“There will most likely be no ‘perfect world’ with or without AI, but we can help guide a community of innovation and fellow innovators through responsible practices.” —Karol See, Cascadeo AI Head of Product
Five Questions for Karol See, Cascadeo AI Head of Product
Cascadeo: You were recently made Head of Product for Cascadeo AI, Cascadeo’s multi-AI powered cloud management platform. What’s the most interesting part of working on Cascadeo AI?
Karol See: The endless realm of possibilities with regards to the multiple facets of technology involved, such as but not limited to cloud innovation, user experience, artificial intelligence, and data management has me constantly eager to keep moving.
Cascadeo: What excites you most about the current advances in generative AI technology and opportunities for gen AI integrations?
Karol See: It’s always been interesting whenever a certain technology gains momentum into the general public. A lot more communities are going to be able to utilize something that seemed too far out of reach. With GenAI’s capability to not only generate basic texts, but to be able to communicate in multiple languages, that opens up a lot of borders.
Take for example these initiatives: Isdapp and Philrice Text Center. Once these technologies are able to communicate, explain, and expand further, reaching these communities of farmers and fisherfolks from different backgrounds, through different languages and dialects, that would be momentous. It won’t happen overnight, but we will reach that point wherein these touch points will be embedded as seamlessly as having an email or mobile number.
Cascadeo: What drew you to working with gen AI in the first place?
Karol See: I’ve always been fascinated with data, logic, and the art of natural language processing. Growing up in a time wherein we were left to understand technology because our parents couldn’t and proceeding to study the art of communicating to technology via programming and code, I found the two-way street interesting. Explaining to the computers what I need it to do, and explaining to other humans how I need to speak to the computers before they can “use a feature”. And I’ve come to utilize GenAI as another entity that’s capable of human language built on top of logical networks.
Cascadeo: In the past, you’ve mentioned that you treat interactions with generative AI like conversations. Can you say a bit more about that?
Karol See: With tools like AWS Bedrock’s playground, ChatGPT, or Google Bard, you are basically given an empty slate as a starting point. It’s like getting to know a new person each time (or each thread). With the vast amount of knowledge Generative AI has, you can allocate any specialization and personality on any given thread. You don’t need the perfect prompt as soon as you open a chat, but you can steer it together to a specific output you’re aiming for. Communicating with Generative AI tools is, in a way, a collaborative learning experience. Go forth, push the boundaries, and have fun!
Cascadeo: You’re interested in AI ethics. What do you think AI ethics would look like in a perfect world?

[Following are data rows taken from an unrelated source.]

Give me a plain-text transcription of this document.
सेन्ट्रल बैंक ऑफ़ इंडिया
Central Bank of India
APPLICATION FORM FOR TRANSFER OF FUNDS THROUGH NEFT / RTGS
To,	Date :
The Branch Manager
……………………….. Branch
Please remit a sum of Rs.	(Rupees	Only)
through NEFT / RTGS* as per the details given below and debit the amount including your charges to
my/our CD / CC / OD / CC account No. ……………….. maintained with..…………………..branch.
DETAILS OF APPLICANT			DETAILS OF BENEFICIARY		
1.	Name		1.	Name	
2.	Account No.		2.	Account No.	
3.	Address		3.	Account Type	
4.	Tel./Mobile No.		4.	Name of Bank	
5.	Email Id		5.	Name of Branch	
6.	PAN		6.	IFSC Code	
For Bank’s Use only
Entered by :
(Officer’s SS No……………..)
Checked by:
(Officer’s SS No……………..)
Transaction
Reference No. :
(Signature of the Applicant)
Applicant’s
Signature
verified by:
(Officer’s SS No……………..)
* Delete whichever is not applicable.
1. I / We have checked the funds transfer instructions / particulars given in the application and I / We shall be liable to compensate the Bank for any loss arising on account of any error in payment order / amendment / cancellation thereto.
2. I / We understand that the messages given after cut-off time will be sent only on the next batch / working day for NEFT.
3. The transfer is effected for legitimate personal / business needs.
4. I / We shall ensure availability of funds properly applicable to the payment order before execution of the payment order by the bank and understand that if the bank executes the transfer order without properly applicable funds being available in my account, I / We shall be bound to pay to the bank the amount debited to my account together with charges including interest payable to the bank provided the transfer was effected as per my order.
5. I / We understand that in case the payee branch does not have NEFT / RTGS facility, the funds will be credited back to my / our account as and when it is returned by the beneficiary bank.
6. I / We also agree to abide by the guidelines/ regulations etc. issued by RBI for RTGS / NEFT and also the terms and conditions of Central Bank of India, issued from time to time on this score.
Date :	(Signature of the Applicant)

Karol See: As AI becomes more mainstream, and as we embed Generative AI (and our own ML practices), into the workstream of Cascadeo AI, we need to ensure and hold ourselves accountable that whatever we put (data in/data out), is used for good. That we only collect and use relevant information, and that we learn from a wide range of audiences from different cultures and accessibility standpoints. To guide our customers, and our team, through the realm of AI and data privacy; with high regard for ethical practices, sustainability, and accountability. There will most likely be no “perfect world” with or without AI, but we can help guide a community of innovation and fellow innovators through responsible practices.
Bonus Cascadeo sub-question: What do you think are the most essential considerations organizations should keep in mind as they begin to build their own AI ethics frameworks?
Karol See: Coming from a minority in tech, female and Asian demographic, the one that resonates most to me and what I’d want to ensure will be practiced internally and through clients is data biases. We already live in a world where biases, stereotypes, sexism, and racism exist. If AI, by definition, is to have human-like intelligence, ideally, it’s humanity that’ll encompass and take into consideration all personas.